ECLI:NL:HR:2008:BD7590

Hoge Raad

Datum uitspraak
26 september 2008
Publicatiedatum
5 april 2013
Zaaknummer
08/02285
Instantie
Hoge Raad
Type
Uitspraak
Rechtsgebied
Civiel recht
Procedures
  • Cassatie
Vindplaatsen
  • Rechtspraak.nl
AI samenvatting door LexboostAutomatisch gegenereerd

Cassatie over voorlopige machtiging tot voortduren van verblijf in psychiatrisch ziekenhuis

In deze zaak heeft de officier van justitie in het arrondissement Rotterdam op 8 april 2008 een verzoek ingediend bij de rechtbank tot het verlenen van een voorlopige machtiging voor het voortduren van het verblijf van betrokkene in een psychiatrisch ziekenhuis.

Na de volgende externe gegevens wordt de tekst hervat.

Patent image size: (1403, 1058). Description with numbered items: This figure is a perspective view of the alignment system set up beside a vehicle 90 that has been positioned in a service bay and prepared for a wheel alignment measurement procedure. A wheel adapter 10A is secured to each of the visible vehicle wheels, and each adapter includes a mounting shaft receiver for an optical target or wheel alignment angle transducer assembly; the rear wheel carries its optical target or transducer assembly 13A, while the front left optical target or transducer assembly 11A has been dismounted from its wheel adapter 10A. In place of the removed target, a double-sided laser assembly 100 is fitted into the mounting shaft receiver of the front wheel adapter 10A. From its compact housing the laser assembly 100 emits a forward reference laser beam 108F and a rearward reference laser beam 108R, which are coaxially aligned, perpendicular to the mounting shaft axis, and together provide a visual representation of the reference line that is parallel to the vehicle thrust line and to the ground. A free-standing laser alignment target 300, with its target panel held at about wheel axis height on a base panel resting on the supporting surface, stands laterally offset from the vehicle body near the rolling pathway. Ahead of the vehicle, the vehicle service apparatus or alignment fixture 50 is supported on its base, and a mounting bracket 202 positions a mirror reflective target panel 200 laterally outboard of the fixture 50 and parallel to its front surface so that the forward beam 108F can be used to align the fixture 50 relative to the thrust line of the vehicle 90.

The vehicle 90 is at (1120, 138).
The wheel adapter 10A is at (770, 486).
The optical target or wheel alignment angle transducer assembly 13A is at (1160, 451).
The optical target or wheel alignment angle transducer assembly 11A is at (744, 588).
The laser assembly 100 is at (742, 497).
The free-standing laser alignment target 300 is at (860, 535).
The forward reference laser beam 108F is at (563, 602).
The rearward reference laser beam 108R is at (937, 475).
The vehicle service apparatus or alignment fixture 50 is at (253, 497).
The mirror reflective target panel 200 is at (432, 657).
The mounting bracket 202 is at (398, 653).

Dit verzoek was onderbouwd met een geneeskundige verklaring, ondertekend op 4 april 2008. De rechtbank heeft op 23 april 2008, na het horen van betrokkene, haar raadsman, de behandeld psychiater en de arts, de voorlopige machtiging verleend, die geldig was tot uiterlijk 23 oktober 2008. Betrokkene heeft tegen deze beschikking beroep in cassatie ingesteld, waarbij het cassatierekest aan de beschikking van de rechtbank is gehecht.

De Hoge Raad heeft de zaak op 26 september 2008 behandeld. De conclusie van de Advocaat-Generaal F.F. Langemeijer was om het beroep te verwerpen. De Hoge Raad heeft geoordeeld dat de klachten die in het middel zijn aangevoerd niet tot cassatie kunnen leiden. Dit oordeel is gebaseerd op artikel 81 van de Wet op de rechterlijke organisatie, wat inhoudt dat er geen nadere motivering nodig is, aangezien de klachten niet nopen tot beantwoording van rechtsvragen die van belang zijn voor de rechtseenheid of de rechtsontwikkeling.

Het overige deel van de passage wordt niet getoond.